Refugees that are granted residency in Norway are temporarily immobilized in their new home municipalities through a combination of regulations. These regulations include the Introduction Act and the government’s policy of refugee dispersal. In what is to be their temporary community over a period usually lasting somewhere between 2-5 years, those settled undergo a process of (re-)qualification, or the introduction program, through which they are to be prepared for life in Norway. For this IMER lunch seminar, Gard Høibjerg from Inland University of Applied Sciences will present data gathered through seven months of ethnographic fieldwork in four rural municipalities.

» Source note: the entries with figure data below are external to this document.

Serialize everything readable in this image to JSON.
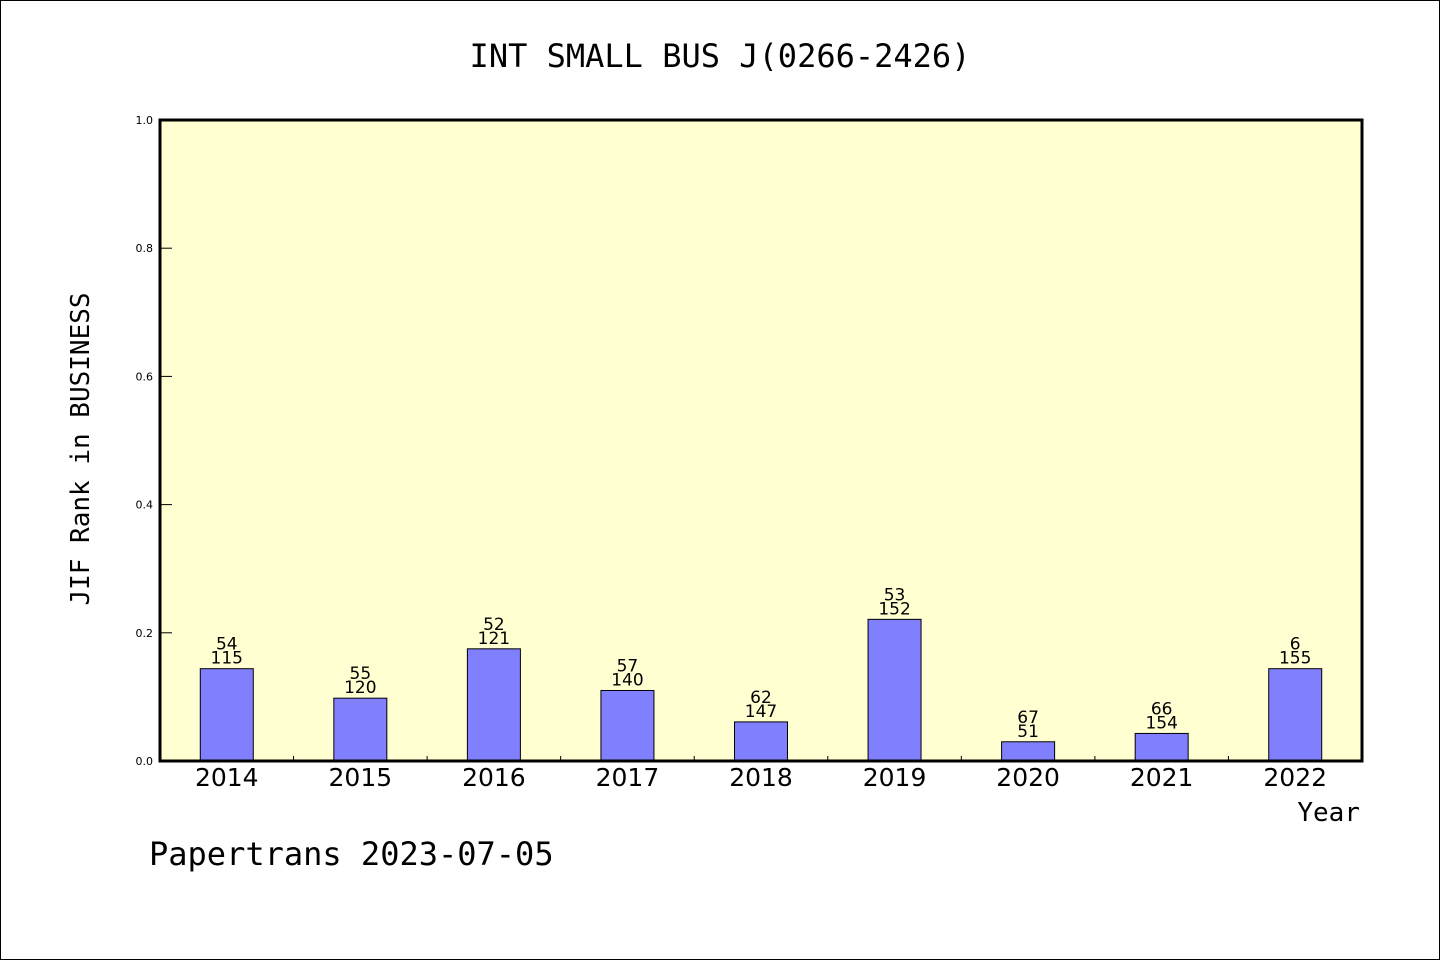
{
  "chart_data": {
    "type": "bar",
    "title": "INT SMALL BUS J(0266-2426)",
    "xlabel": "Year",
    "ylabel": "JIF Rank in BUSINESS",
    "ylim": [
      0,
      1.0
    ],
    "yticks": [
      "0.0",
      "0.2",
      "0.4",
      "0.6",
      "0.8",
      "1.0"
    ],
    "categories": [
      "2014",
      "2015",
      "2016",
      "2017",
      "2018",
      "2019",
      "2020",
      "2021",
      "2022"
    ],
    "values": [
      0.144,
      0.098,
      0.175,
      0.11,
      0.061,
      0.221,
      0.03,
      0.043,
      0.144
    ],
    "labels_top": [
      "54",
      "55",
      "52",
      "57",
      "62",
      "53",
      "67",
      "66",
      "6"
    ],
    "labels_bottom": [
      "115",
      "120",
      "121",
      "140",
      "147",
      "152",
      "51",
      "154",
      "155"
    ],
    "plot_background": "#FFFFD2",
    "bar_color": "#8080FF",
    "grid": false
  },
  "footer": "Papertrans 2023-07-05"
}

In his fieldwork, Gard followed the daily operations of refugee administration and adult education centers, interviewed the users of these services (i.e. people settled as refugees) and attended a series of meetings and activities organized by the volunteer sector. Based on this fieldwork, Gard will present findings from a paper that is currently under review named ‘We do not use freezers in Syria’: exploring the pursuit of belonging among refugees in a Norwegian village. Here, he offers a theoretical approach to better understand the process of refugee integration through a focus on the mundane activities of everyday life.
A light lunch will be served. All welcome!
Gard Ringen Høibjerg is a PhD-candidate in public innovation at the Inland University of Applied Sciences in Lillehammer. His PhD project aims to analyze refugee integration in rural municipalities in Norway through a service perspective.